How Many Badges Can I Put on That Body?

The series of The Despised is getting cut short. It has drifted into another topic, a much more important one: badge engineering.

Badge engineering is when a company takes one particular car, truck, SUV, or minivan body, changes some of the looks, parts, and interior, and markets it as a different brand.

GM, Ford, and Chrysler have done it for around 70 years. Toyota, Honda, and Nissan do it with their luxury brands. Volkswagen does it with a number of their foreign brands, ones we don't have here, like Skoda and SEAT.

Let's start with badge engineering done correctly.

Behold, the Pontiac G8 (2008-2009).




It's true that Pontiac is no longer with us, and this is a great tragedy. In the G8, General Motors finally had a fun Pontiac again, one that offered V6 and V8 engines at a reasonable price. The car was an absolute hoot to drive, and just about every car magazine labeled it as a return of the America muscle car.

It also got decent gas mileage with the smaller engines, to appease the environmentalists. The largest engine, a 6.2L V8, made 415hp and was available with a 6 speed manual. Gas mileage wasn't even a suggestion.

It was a hilarious joke.

So, how's it badge engineering?

It's an Australian car.

A Holden Commodore to be precise.

Let's say it all at once, "Twins..."

All they did was put a Pontiac split grill on the front of it and called it good.

So, why is this a good example of badge engineering? After all, they didn't do that much to it.

Simple, Holden isn't sold in America. The average consumer probably didn't know that the G8 was just a warmed over Australian product.

But, the car looks like a Pontiac, and that's important. If they tried to market the Holden as a Buick, it probably would have flopped. Buick's target customer doesn't generally care for muscular, angled sedans. Pontiac buyers do.

That's the secret with badge engineering. Companies have to find exactly which product will sell for which brand and to which customer. They have to change enough to make it an independent product, but still use the same parts to keep costs down.

It's a high stakes balancing act with a brand's perception (how it's viewed) on the line.

The G8 will live on as a Chevrolet Caprice built only as a cop car. Here it is:
However, GM won't be making one for us civilians.

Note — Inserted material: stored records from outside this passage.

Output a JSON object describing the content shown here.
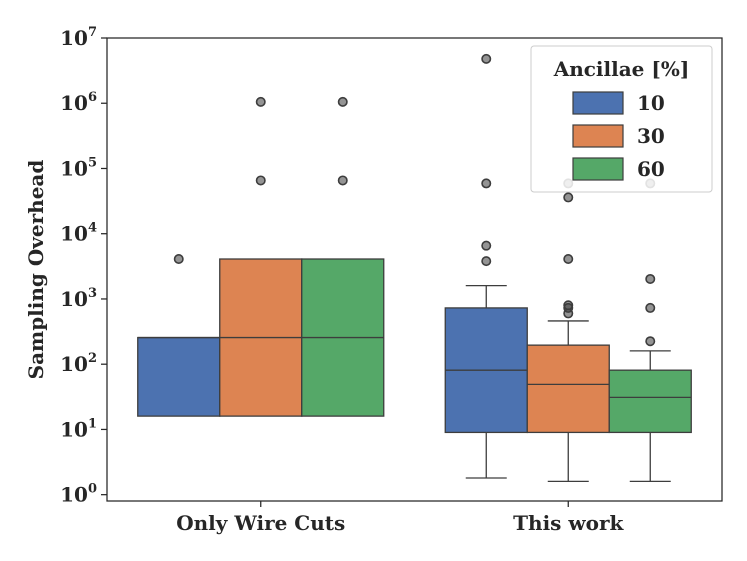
{
  "chart_data": {
    "type": "box",
    "title": "",
    "xlabel": "",
    "ylabel": "Sampling Overhead",
    "yscale": "log",
    "ylim": [
      0.8,
      10000000
    ],
    "y_ticks": [
      {
        "value": 1,
        "base": "10",
        "exp": "0"
      },
      {
        "value": 10,
        "base": "10",
        "exp": "1"
      },
      {
        "value": 100,
        "base": "10",
        "exp": "2"
      },
      {
        "value": 1000,
        "base": "10",
        "exp": "3"
      },
      {
        "value": 10000,
        "base": "10",
        "exp": "4"
      },
      {
        "value": 100000,
        "base": "10",
        "exp": "5"
      },
      {
        "value": 1000000,
        "base": "10",
        "exp": "6"
      },
      {
        "value": 10000000,
        "base": "10",
        "exp": "7"
      }
    ],
    "categories": [
      "Only Wire Cuts",
      "This work"
    ],
    "legend": {
      "title": "Ancillae [%]",
      "position": "upper right"
    },
    "series": [
      {
        "name": "10",
        "color": "#4c72b0",
        "boxes": [
          {
            "whisker_low": 16,
            "q1": 16,
            "median": 256,
            "q3": 256,
            "whisker_high": 256,
            "outliers": [
              4096
            ]
          },
          {
            "whisker_low": 1.8,
            "q1": 9,
            "median": 81,
            "q3": 729,
            "whisker_high": 1600,
            "outliers": [
              3800,
              6561,
              59049,
              4782969
            ]
          }
        ]
      },
      {
        "name": "30",
        "color": "#dd8452",
        "boxes": [
          {
            "whisker_low": 16,
            "q1": 16,
            "median": 256,
            "q3": 4096,
            "whisker_high": 4096,
            "outliers": [
              65536,
              1048576
            ]
          },
          {
            "whisker_low": 1.6,
            "q1": 9,
            "median": 49,
            "q3": 196,
            "whisker_high": 460,
            "outliers": [
              600,
              729,
              800,
              4096,
              36000,
              59049
            ]
          }
        ]
      },
      {
        "name": "60",
        "color": "#55a868",
        "boxes": [
          {
            "whisker_low": 16,
            "q1": 16,
            "median": 256,
            "q3": 4096,
            "whisker_high": 4096,
            "outliers": [
              65536,
              1048576
            ]
          },
          {
            "whisker_low": 1.6,
            "q1": 9,
            "median": 31,
            "q3": 81,
            "whisker_high": 160,
            "outliers": [
              225,
              729,
              2025,
              59049
            ]
          }
        ]
      }
    ]
  }
}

But that's what police surplus auctions are for. In four, five, or six years from now one of these will be up for auction. Police cars have uprated engines with more power and better suspension.

For every lucky person that can get their hands on one, that makes overdrive necessary.

1 comment:

  1. This subject of re-badging reminds me of the brouhaha that GM went through in the 70's or 80's when they standardized on a few engines. Ford and Chrysler had shared engines across their brands for years. GM, on the other hand, had a 454 c.i. for Chevy, 455 c.i. for Olds, 327 c.i., 328 c.i. (for Pontiac, if I remember right), etc. It was silly, so they reduced the number of engines and engine plants and shared them like the other companies.

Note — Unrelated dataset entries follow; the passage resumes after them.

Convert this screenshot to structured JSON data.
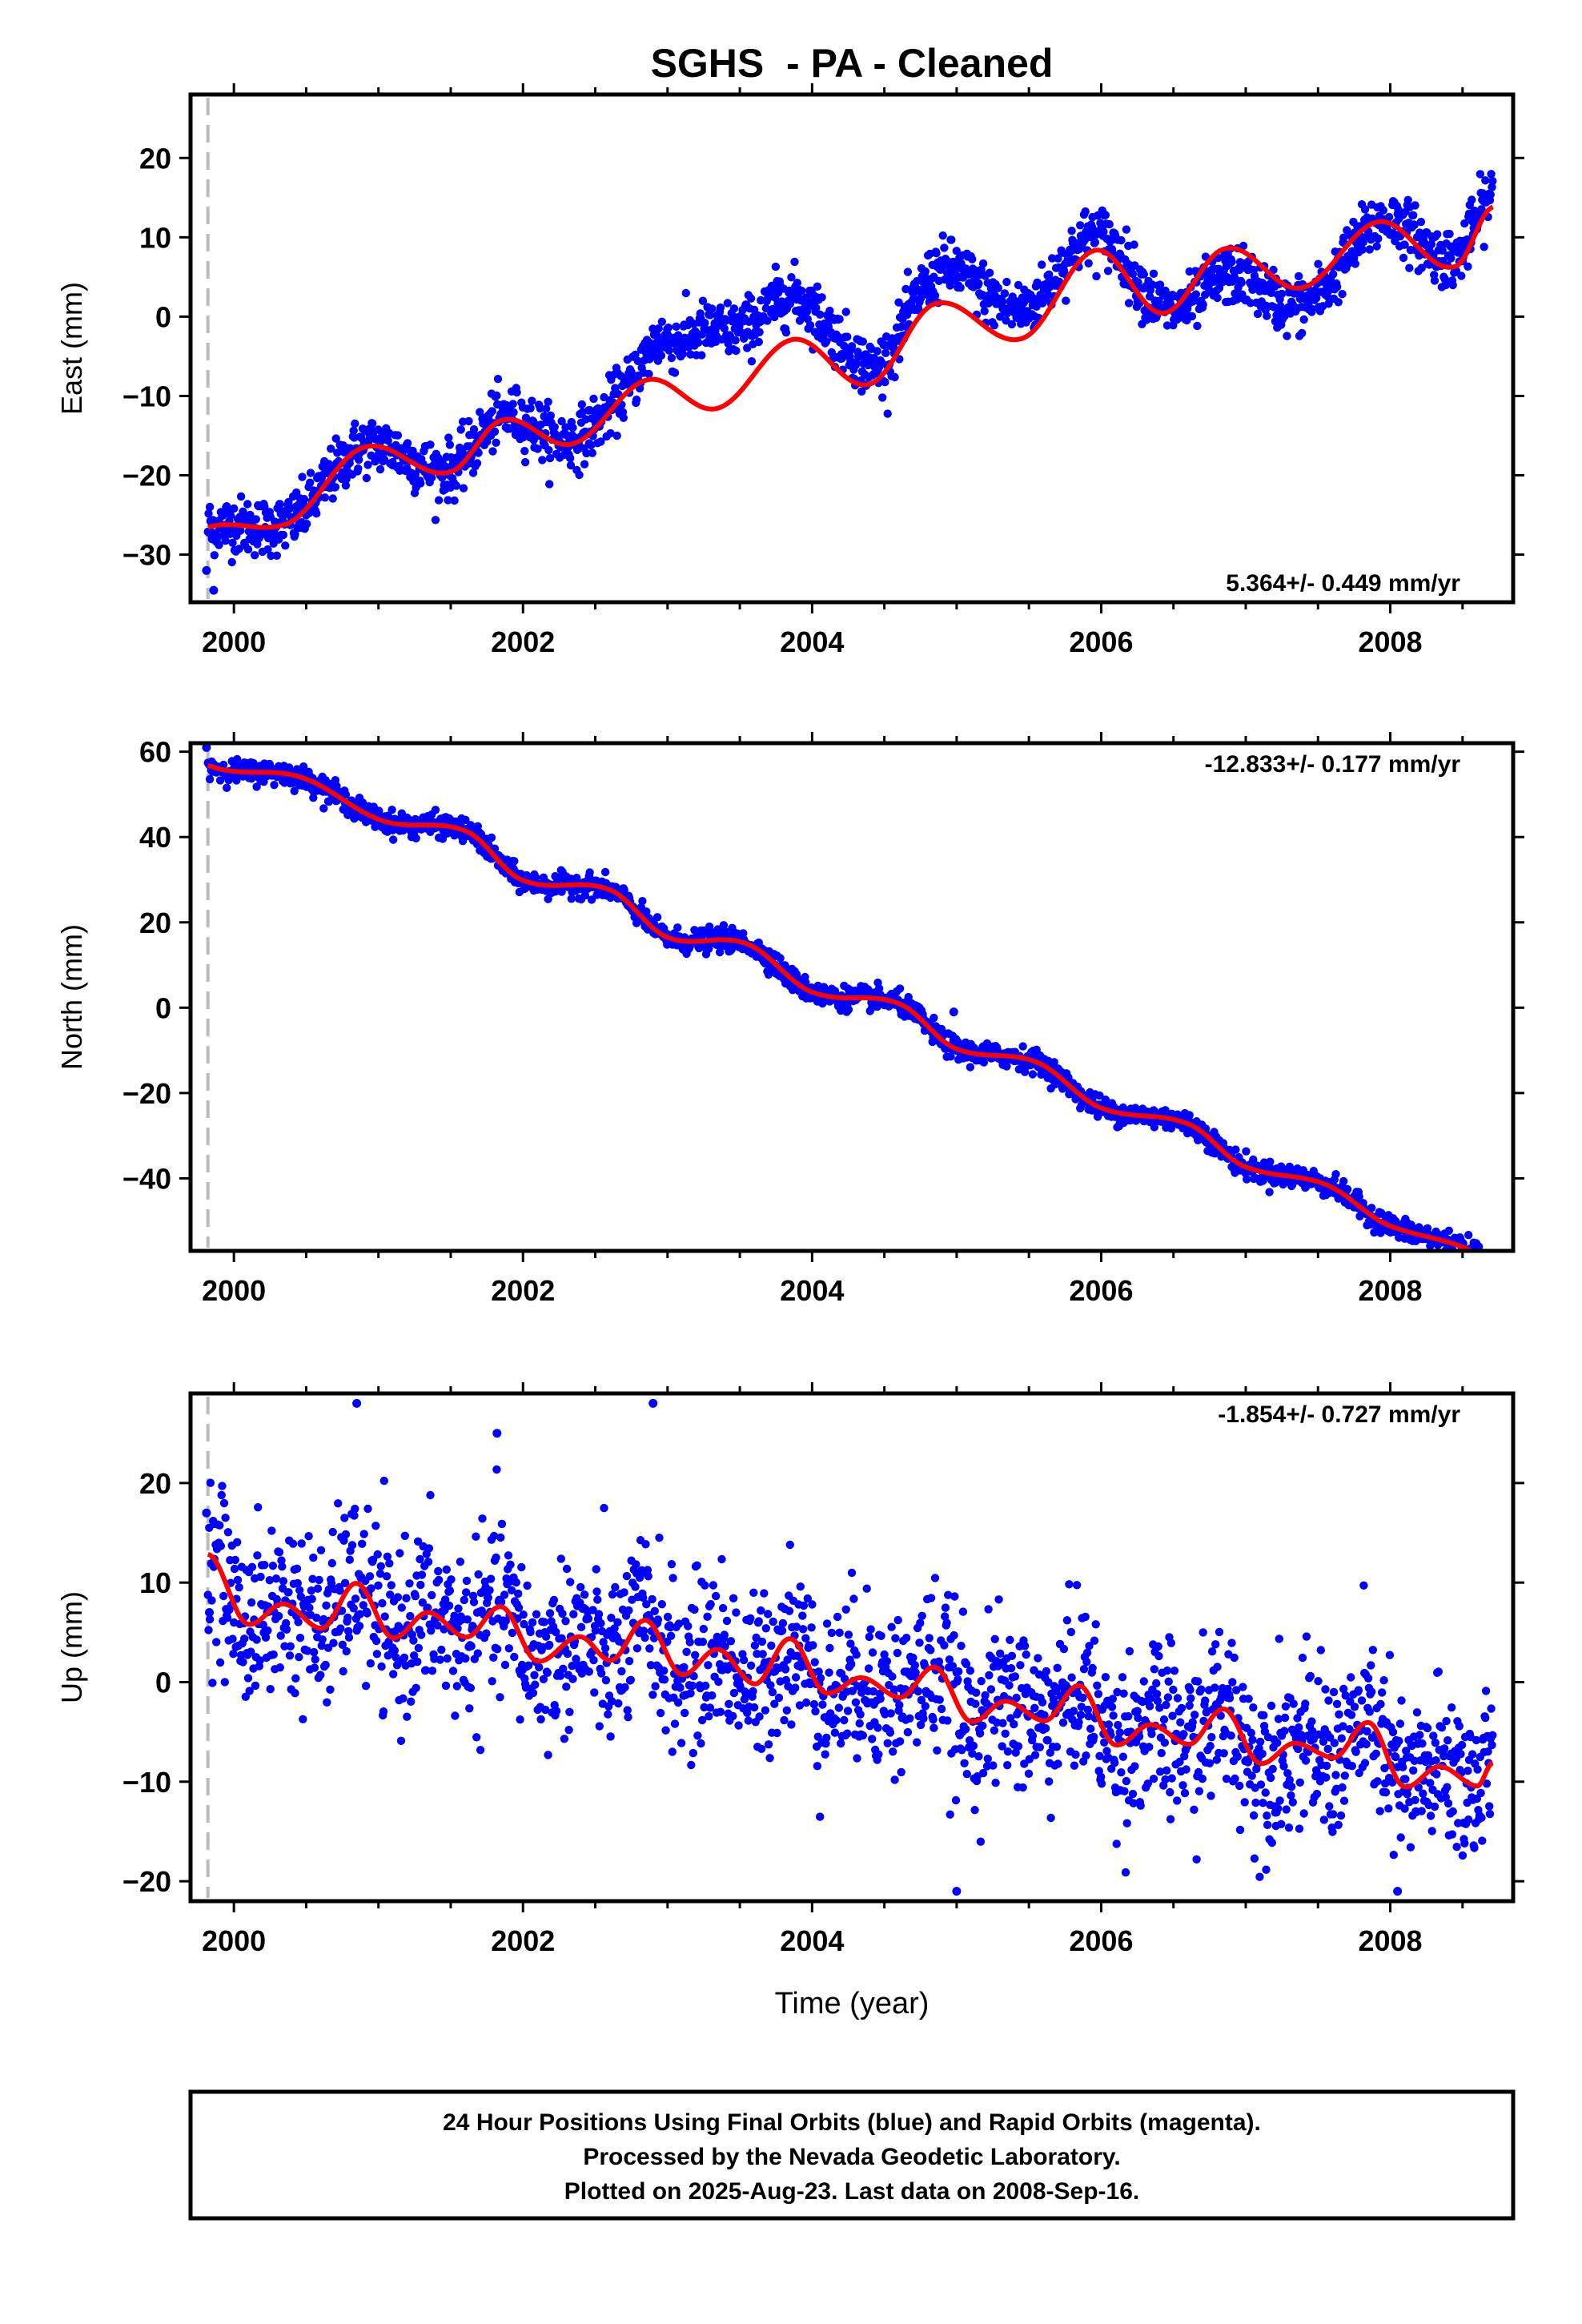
{
  "title": "SGHS  - PA - Cleaned",
  "xlabel": "Time (year)",
  "footer": {
    "line1": "24 Hour Positions Using Final Orbits (blue) and Rapid Orbits (magenta).",
    "line2": "Processed by the Nevada Geodetic Laboratory.",
    "line3": "Plotted on 2025-Aug-23. Last data on 2008-Sep-16."
  },
  "colors": {
    "points": "#0000ff",
    "fit": "#ff0000",
    "marker_line": "#bbbbbb",
    "frame": "#000000"
  },
  "chart_data": [
    {
      "type": "scatter",
      "name": "east",
      "ylabel": "East (mm)",
      "xlim": [
        1999.7,
        2008.85
      ],
      "ylim": [
        -36,
        28
      ],
      "x_ticks": [
        2000,
        2002,
        2004,
        2006,
        2008
      ],
      "y_ticks": [
        -30,
        -20,
        -10,
        0,
        10,
        20
      ],
      "tick_labels": [
        "−30",
        "−20",
        "−10",
        "0",
        "10",
        "20"
      ],
      "rate_label": "5.364+/- 0.449 mm/yr",
      "rate_position": "bottom-right",
      "data_start": 1999.82,
      "data_end": 2008.71,
      "trend": {
        "slope_mm_per_yr": 5.364,
        "value_at_2000": -25.6
      },
      "seasonal": [
        {
          "year": 1999.82,
          "offset": 0.0
        },
        {
          "year": 2000.35,
          "offset": -2.5
        },
        {
          "year": 2000.9,
          "offset": 4.3
        },
        {
          "year": 2001.5,
          "offset": -2.0
        },
        {
          "year": 2001.85,
          "offset": 2.6
        },
        {
          "year": 2002.35,
          "offset": -3.0
        },
        {
          "year": 2002.85,
          "offset": 2.3
        },
        {
          "year": 2003.35,
          "offset": -3.9
        },
        {
          "year": 2003.85,
          "offset": 2.0
        },
        {
          "year": 2004.4,
          "offset": -6.5
        },
        {
          "year": 2004.85,
          "offset": 1.2
        },
        {
          "year": 2005.45,
          "offset": -6.4
        },
        {
          "year": 2005.95,
          "offset": 2.0
        },
        {
          "year": 2006.45,
          "offset": -8.5
        },
        {
          "year": 2006.85,
          "offset": -2.6
        },
        {
          "year": 2007.4,
          "offset": -10.4
        },
        {
          "year": 2007.9,
          "offset": -4.9
        },
        {
          "year": 2008.45,
          "offset": -13.4
        },
        {
          "year": 2008.71,
          "offset": -7.3
        }
      ],
      "scatter": {
        "noise_sd": 1.8,
        "residual_shift": [
          [
            1999.82,
            0
          ],
          [
            2002.7,
            0.5
          ],
          [
            2003.0,
            5.5
          ],
          [
            2003.3,
            10.0
          ],
          [
            2003.7,
            6.0
          ],
          [
            2004.2,
            4.0
          ],
          [
            2004.5,
            1.5
          ],
          [
            2005.0,
            4.5
          ],
          [
            2006.3,
            1.5
          ],
          [
            2006.8,
            -3.5
          ],
          [
            2007.5,
            -2.0
          ],
          [
            2008.2,
            1.0
          ],
          [
            2008.71,
            1.5
          ]
        ]
      },
      "outliers": [
        [
          1999.81,
          -32.0
        ],
        [
          1999.86,
          -34.5
        ],
        [
          1999.85,
          -28.0
        ]
      ]
    },
    {
      "type": "scatter",
      "name": "north",
      "ylabel": "North (mm)",
      "xlim": [
        1999.7,
        2008.85
      ],
      "ylim": [
        -57,
        62
      ],
      "x_ticks": [
        2000,
        2002,
        2004,
        2006,
        2008
      ],
      "y_ticks": [
        -40,
        -20,
        0,
        20,
        40,
        60
      ],
      "tick_labels": [
        "−40",
        "−20",
        "0",
        "20",
        "40",
        "60"
      ],
      "rate_label": "-12.833+/- 0.177 mm/yr",
      "rate_position": "top-right",
      "data_start": 1999.82,
      "data_end": 2008.71,
      "trend": {
        "slope_mm_per_yr": -12.833,
        "value_at_2000": 55.0
      },
      "seasonal": [
        {
          "year": 1999.82,
          "offset": -0.5
        },
        {
          "year": 2000.5,
          "offset": 5.0
        },
        {
          "year": 2001.0,
          "offset": 2.0
        },
        {
          "year": 2001.6,
          "offset": 7.0
        },
        {
          "year": 2002.0,
          "offset": 0.5
        },
        {
          "year": 2002.6,
          "offset": 6.0
        },
        {
          "year": 2003.0,
          "offset": 0.0
        },
        {
          "year": 2003.55,
          "offset": 5.5
        },
        {
          "year": 2004.0,
          "offset": 0.0
        },
        {
          "year": 2004.6,
          "offset": 5.0
        },
        {
          "year": 2005.0,
          "offset": -0.5
        },
        {
          "year": 2005.55,
          "offset": 3.5
        },
        {
          "year": 2006.0,
          "offset": -1.5
        },
        {
          "year": 2006.6,
          "offset": 2.5
        },
        {
          "year": 2007.0,
          "offset": -2.5
        },
        {
          "year": 2007.55,
          "offset": 0.5
        },
        {
          "year": 2008.0,
          "offset": -3.5
        },
        {
          "year": 2008.5,
          "offset": -2.0
        },
        {
          "year": 2008.71,
          "offset": -3.0
        }
      ],
      "scatter": {
        "noise_sd": 1.3,
        "residual_shift": [
          [
            1999.82,
            0
          ],
          [
            2008.71,
            0
          ]
        ]
      },
      "outliers": [
        [
          1999.81,
          61.0
        ],
        [
          2004.98,
          -1.0
        ]
      ]
    },
    {
      "type": "scatter",
      "name": "up",
      "ylabel": "Up (mm)",
      "xlim": [
        1999.7,
        2008.85
      ],
      "ylim": [
        -22,
        29
      ],
      "x_ticks": [
        2000,
        2002,
        2004,
        2006,
        2008
      ],
      "y_ticks": [
        -20,
        -10,
        0,
        10,
        20
      ],
      "tick_labels": [
        "−20",
        "−10",
        "0",
        "10",
        "20"
      ],
      "rate_label": "-1.854+/- 0.727 mm/yr",
      "rate_position": "top-right",
      "data_start": 1999.82,
      "data_end": 2008.71,
      "trend": {
        "slope_mm_per_yr": -1.854,
        "value_at_2000": 8.0
      },
      "seasonal": [
        {
          "year": 1999.82,
          "offset": 4.5
        },
        {
          "year": 2000.1,
          "offset": -2.0
        },
        {
          "year": 2000.35,
          "offset": 0.5
        },
        {
          "year": 2000.6,
          "offset": -1.5
        },
        {
          "year": 2000.85,
          "offset": 3.5
        },
        {
          "year": 2001.1,
          "offset": -1.5
        },
        {
          "year": 2001.35,
          "offset": 1.5
        },
        {
          "year": 2001.6,
          "offset": -0.5
        },
        {
          "year": 2001.85,
          "offset": 3.0
        },
        {
          "year": 2002.1,
          "offset": -2.0
        },
        {
          "year": 2002.4,
          "offset": 1.0
        },
        {
          "year": 2002.6,
          "offset": -1.0
        },
        {
          "year": 2002.85,
          "offset": 3.5
        },
        {
          "year": 2003.1,
          "offset": -1.5
        },
        {
          "year": 2003.35,
          "offset": 1.5
        },
        {
          "year": 2003.6,
          "offset": -1.5
        },
        {
          "year": 2003.85,
          "offset": 3.5
        },
        {
          "year": 2004.1,
          "offset": -1.5
        },
        {
          "year": 2004.35,
          "offset": 0.5
        },
        {
          "year": 2004.6,
          "offset": -1.0
        },
        {
          "year": 2004.85,
          "offset": 2.5
        },
        {
          "year": 2005.1,
          "offset": -2.5
        },
        {
          "year": 2005.35,
          "offset": 0.0
        },
        {
          "year": 2005.6,
          "offset": -1.5
        },
        {
          "year": 2005.85,
          "offset": 2.5
        },
        {
          "year": 2006.1,
          "offset": -3.0
        },
        {
          "year": 2006.35,
          "offset": -0.5
        },
        {
          "year": 2006.6,
          "offset": -2.0
        },
        {
          "year": 2006.85,
          "offset": 2.0
        },
        {
          "year": 2007.1,
          "offset": -3.0
        },
        {
          "year": 2007.35,
          "offset": -0.5
        },
        {
          "year": 2007.6,
          "offset": -1.5
        },
        {
          "year": 2007.85,
          "offset": 2.5
        },
        {
          "year": 2008.1,
          "offset": -3.5
        },
        {
          "year": 2008.35,
          "offset": -1.0
        },
        {
          "year": 2008.6,
          "offset": -2.5
        },
        {
          "year": 2008.71,
          "offset": 0.0
        }
      ],
      "scatter": {
        "noise_sd": 4.2,
        "residual_shift": [
          [
            1999.82,
            0
          ],
          [
            2008.71,
            0
          ]
        ]
      },
      "outliers": [
        [
          1999.81,
          17.0
        ],
        [
          1999.83,
          7.0
        ],
        [
          2000.85,
          28.0
        ],
        [
          2001.82,
          25.0
        ],
        [
          2002.9,
          28.0
        ],
        [
          2005.0,
          -21.0
        ],
        [
          2008.05,
          -21.0
        ]
      ]
    }
  ]
}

    If memory serves, a 327 was available for Oldsmobile, built in a different plant and perhaps a different design than the Chevy 327. When GM standardized on the Chevy 327, they put it in the Oldsmobile as well. Then they were sued because they sold Oldsmobiles with Chevy engines--Olds buyers wanted Olds engines.

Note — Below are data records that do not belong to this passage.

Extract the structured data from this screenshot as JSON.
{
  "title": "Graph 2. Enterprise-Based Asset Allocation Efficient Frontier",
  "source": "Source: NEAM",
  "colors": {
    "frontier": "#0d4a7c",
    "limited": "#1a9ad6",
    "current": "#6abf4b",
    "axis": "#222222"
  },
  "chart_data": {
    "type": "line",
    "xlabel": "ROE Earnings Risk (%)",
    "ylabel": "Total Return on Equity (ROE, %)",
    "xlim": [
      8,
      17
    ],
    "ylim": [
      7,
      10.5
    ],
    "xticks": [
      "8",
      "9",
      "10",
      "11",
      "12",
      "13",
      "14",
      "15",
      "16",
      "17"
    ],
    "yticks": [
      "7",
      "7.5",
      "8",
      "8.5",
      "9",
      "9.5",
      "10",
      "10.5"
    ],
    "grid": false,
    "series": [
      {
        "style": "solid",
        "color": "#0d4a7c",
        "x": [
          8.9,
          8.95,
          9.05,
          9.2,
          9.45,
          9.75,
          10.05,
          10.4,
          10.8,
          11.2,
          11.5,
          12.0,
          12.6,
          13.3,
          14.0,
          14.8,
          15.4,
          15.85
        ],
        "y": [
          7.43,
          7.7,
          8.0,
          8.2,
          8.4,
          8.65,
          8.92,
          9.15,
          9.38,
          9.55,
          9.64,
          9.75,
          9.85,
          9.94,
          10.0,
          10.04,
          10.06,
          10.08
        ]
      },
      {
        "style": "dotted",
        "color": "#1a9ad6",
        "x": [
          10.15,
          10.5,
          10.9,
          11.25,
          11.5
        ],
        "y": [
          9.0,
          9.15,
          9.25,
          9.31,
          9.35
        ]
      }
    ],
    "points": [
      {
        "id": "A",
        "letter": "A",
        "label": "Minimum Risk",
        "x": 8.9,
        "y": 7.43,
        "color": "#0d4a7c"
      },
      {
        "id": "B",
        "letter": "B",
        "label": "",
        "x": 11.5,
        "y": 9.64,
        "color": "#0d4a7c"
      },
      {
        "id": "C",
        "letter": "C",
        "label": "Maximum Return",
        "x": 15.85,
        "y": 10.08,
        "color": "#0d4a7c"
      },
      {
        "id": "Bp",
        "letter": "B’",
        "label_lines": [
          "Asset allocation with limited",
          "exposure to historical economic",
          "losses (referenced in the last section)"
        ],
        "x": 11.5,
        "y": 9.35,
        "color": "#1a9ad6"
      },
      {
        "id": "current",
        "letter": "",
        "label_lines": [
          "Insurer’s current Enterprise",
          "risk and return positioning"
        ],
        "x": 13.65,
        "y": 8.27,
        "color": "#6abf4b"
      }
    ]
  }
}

    I don't remember what the outcome was. Maybe it blew over with the problems caused by putting Diesel cylinder heads on a gas engine and selling it as an Olds Diesel. (That was a bad idea--a very bad idea.)

    Standardization of parts and designs reduces costs and often leads to better products. Cosmetic changes, badge engineering, give the buyer some choice. We are seeing standardization as Oldsmobile, Saturn, Pontiac, Plymouth, Merkur, and the like go away. Cosmetic changes such as Dodge Charger/Chrysler 300, Nissan Z/Infiniti G (sort of), and even Chrysler Town & Country/Volkswagen Routan ;) give us the opportunity to still have a car that is different than our neighbors'.

    You may feel overdrive is necessary; surely YMMV.